Certas coisas podem ser mortais, por mais que você não dê nada por elas. Tesouras, por exemplo, eram as armas favoritas dela. Apenas uma pessoa em desespero usaria uma tesoura como arma. E lá estava ele: misterioso, magro, com olhos mortos. Ninguém o veria como ameaça. E a garota tinha certeza de que ele era um assassino.

Quem em sã consciência não iria confiar em um assassino?

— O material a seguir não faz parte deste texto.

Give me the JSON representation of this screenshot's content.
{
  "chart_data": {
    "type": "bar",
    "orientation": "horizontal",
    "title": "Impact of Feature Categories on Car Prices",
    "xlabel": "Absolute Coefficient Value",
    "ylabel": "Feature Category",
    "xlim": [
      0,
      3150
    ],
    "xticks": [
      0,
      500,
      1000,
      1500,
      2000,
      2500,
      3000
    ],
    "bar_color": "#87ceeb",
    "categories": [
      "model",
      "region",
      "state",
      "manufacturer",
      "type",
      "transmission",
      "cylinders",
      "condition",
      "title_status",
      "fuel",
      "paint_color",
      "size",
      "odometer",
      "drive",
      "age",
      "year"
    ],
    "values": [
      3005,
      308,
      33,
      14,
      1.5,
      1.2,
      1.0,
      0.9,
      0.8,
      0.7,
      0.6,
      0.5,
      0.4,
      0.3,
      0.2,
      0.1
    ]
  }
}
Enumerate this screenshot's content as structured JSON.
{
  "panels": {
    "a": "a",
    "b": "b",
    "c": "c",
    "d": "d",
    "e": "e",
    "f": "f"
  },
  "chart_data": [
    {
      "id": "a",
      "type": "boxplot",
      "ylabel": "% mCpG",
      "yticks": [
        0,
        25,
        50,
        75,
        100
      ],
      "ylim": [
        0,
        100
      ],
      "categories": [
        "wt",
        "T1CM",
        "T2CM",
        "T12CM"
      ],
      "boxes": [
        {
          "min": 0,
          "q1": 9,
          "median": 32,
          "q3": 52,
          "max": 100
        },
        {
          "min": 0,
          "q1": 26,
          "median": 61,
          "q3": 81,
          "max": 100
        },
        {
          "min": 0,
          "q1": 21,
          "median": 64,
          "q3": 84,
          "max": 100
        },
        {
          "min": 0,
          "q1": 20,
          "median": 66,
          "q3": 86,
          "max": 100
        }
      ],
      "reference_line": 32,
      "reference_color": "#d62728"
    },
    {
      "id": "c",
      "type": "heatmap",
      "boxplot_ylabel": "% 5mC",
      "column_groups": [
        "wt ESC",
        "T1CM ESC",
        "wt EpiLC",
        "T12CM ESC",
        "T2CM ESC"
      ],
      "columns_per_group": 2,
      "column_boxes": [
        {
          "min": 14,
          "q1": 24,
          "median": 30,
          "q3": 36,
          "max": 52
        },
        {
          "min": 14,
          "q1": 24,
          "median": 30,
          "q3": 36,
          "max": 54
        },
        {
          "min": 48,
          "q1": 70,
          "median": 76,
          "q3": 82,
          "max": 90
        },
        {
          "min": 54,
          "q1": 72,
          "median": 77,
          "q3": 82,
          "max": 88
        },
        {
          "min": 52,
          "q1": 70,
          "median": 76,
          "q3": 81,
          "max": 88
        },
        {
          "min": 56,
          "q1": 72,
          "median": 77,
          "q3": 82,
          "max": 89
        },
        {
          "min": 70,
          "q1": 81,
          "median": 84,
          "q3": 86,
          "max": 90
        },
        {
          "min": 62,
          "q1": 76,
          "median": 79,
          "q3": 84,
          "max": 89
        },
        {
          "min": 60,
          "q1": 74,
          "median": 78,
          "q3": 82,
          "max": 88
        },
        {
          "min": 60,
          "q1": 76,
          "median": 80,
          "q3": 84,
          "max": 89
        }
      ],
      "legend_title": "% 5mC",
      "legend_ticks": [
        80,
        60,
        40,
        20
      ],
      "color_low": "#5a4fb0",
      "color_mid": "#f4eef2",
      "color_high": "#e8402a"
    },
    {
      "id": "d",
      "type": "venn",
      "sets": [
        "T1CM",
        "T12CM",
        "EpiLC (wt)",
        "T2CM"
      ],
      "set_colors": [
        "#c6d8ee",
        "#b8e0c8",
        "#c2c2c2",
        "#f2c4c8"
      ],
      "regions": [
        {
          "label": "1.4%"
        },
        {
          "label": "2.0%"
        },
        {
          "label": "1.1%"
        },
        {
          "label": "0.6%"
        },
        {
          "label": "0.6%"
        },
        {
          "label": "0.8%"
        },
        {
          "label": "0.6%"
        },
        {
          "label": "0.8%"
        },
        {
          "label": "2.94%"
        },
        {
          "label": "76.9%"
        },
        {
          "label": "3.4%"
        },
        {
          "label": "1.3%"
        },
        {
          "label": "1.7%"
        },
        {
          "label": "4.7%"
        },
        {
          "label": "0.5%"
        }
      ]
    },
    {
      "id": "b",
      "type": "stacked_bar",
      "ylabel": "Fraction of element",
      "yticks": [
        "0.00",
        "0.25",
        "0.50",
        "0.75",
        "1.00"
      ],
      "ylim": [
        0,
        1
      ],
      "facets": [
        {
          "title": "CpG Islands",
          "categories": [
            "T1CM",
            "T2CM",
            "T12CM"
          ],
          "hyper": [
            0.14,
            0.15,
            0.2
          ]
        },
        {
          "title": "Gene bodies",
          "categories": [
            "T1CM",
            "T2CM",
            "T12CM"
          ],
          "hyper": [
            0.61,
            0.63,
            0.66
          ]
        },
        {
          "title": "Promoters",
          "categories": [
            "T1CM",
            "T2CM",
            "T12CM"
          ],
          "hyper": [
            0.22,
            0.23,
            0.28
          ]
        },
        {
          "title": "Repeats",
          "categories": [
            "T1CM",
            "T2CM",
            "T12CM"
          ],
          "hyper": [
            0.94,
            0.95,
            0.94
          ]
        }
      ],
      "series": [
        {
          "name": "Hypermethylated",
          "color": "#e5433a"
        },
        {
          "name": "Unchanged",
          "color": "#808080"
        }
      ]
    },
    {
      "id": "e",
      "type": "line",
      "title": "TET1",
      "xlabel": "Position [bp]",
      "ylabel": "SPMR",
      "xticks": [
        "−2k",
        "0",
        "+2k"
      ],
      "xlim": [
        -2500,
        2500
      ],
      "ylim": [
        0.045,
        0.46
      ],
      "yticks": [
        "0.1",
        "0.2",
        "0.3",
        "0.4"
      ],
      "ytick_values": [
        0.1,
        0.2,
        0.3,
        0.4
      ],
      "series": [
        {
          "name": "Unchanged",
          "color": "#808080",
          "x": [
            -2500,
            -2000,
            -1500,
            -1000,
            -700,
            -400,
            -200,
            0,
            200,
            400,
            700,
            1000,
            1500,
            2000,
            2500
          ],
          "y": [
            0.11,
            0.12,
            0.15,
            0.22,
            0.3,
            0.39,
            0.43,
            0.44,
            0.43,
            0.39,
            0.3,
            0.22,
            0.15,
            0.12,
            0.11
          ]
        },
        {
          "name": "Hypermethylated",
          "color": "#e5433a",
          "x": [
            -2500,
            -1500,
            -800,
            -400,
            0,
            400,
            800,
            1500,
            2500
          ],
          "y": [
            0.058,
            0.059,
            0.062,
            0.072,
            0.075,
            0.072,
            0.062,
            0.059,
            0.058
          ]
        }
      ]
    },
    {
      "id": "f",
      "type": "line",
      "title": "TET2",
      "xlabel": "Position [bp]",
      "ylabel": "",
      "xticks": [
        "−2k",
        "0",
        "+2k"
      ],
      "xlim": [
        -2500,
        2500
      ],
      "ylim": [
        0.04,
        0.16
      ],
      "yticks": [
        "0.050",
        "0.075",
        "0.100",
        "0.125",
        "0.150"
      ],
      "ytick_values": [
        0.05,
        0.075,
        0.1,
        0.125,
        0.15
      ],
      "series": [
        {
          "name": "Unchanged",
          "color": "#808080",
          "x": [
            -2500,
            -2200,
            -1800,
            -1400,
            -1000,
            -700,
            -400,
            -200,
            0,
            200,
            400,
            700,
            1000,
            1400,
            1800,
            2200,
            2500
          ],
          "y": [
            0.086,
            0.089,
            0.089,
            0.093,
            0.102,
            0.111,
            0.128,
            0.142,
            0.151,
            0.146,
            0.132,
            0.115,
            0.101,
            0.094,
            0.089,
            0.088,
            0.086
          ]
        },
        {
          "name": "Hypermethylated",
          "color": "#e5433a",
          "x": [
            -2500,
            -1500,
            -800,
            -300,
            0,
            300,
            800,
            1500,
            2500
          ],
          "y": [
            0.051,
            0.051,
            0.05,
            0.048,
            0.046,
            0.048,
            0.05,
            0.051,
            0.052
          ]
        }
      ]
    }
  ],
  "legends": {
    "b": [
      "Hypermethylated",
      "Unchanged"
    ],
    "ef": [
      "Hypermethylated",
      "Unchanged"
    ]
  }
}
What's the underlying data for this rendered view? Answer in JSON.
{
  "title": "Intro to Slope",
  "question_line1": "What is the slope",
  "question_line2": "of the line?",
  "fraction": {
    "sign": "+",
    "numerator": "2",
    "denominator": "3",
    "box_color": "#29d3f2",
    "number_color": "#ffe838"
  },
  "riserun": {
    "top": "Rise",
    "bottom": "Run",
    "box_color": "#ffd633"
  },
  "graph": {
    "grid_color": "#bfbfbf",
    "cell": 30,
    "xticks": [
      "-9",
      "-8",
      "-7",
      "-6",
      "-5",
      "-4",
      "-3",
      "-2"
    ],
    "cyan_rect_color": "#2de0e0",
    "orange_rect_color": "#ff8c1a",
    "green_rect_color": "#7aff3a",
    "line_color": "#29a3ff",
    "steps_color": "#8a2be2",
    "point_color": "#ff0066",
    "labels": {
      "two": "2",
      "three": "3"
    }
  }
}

Otávio e Nathan olharam emburrados para ela quando a jovem os abandonou para seguir o estranho. Sabia que a aparência dele não era agradável. Ele poderia facilmente ser confundido com um morador de rua por causa dos cabelos maltratados. As roupas tinham uma aparência nova, contudo eram estranhas. O clima em Anankes era quente demais para aquelas roupas.

— E ela agora vai ficar me seguindo? — Gisele o ouviu murmurar, por vezes tinha a impressão de que ele falava sozinho ou talvez sua voz fosse absurdamente baixa. Outra coisa incomum para o reino de Anankes… era um lugar tão barulhento que todos gritavam sem perceber. — Cecille, não tem graça.

— Meu nome é Gisele. — A jovem explicou. Cecille, de onde ele tirou aquele nome?

— Não perguntei seu nome… — O moreno parou e a observou longamente com seus olhos cansados. Sua pele tinha um aspecto engraçado… ela não saberia explicar ao certo o que era.

— Não estava falando comigo? — ela ergueu a sobrancelha e ele pareceu se incomodar.

— Eu falo sozinho — esclareceu e lhe deu as costas.

— Ninguém fala sozinho.

— Eu falo. — Pelo tom de sua voz, a garota percebeu que havia irritação.

— Onde você aprendeu a lutar daquele jeito? — Ele parou novamente, a expressão fechada como a tempestade que diziam se aproximar.

— Sua mãe não se preocupa com você? Vá pra casa. — O homem pareceu surpreso quando ela cruzou os braços.

— Minha mãe não tem preocupações. Qual seu nome? — Queria mudar de assunto, quanto menos falasse a respeito disso, melhor seria.

— Não vou falar meu nome. — E após alguns segundos, sua expressão mudou. — Por quê?

— Por que o quê? — Era confuso conversar com ele, talvez ele realmente falasse sozinho.

— Por que quer saber meu nome? — Agora fazia sentido, ao menos um pouco. Talvez ela que fosse confusa, afinal.

— Quero agradecer ao meu salvador. — Não era óbvio? E claro, ela estava curiosa, porém, ele não precisava saber disso.

— Aubrey… Meu nome é Aubrey. — Havia algo de estranho quando ele dizia o próprio nome… Talvez ele não gostasse dele. Gisele também odiava seu próprio nome. Odiava o motivo por ter esse nome. Ela era tão fraca.

— Obrigada, Aubrey. Por ter salvo a mim e aos meus amigos — estendeu a mão, no entanto, ele ignorou o gesto. Agora ele estava indo embora e, por mais que ela tenha pensado em seguí-lo, não o fez. Sabia que tornaria a encontrá-lo, cedo ou tarde. Um ímpeto incontrolável de descobrir mais sobre aquele estranho tomou conta de sua mente.

E, sendo dessa forma, não havia um momento do dia em que Gisele não pensasse em Aubrey.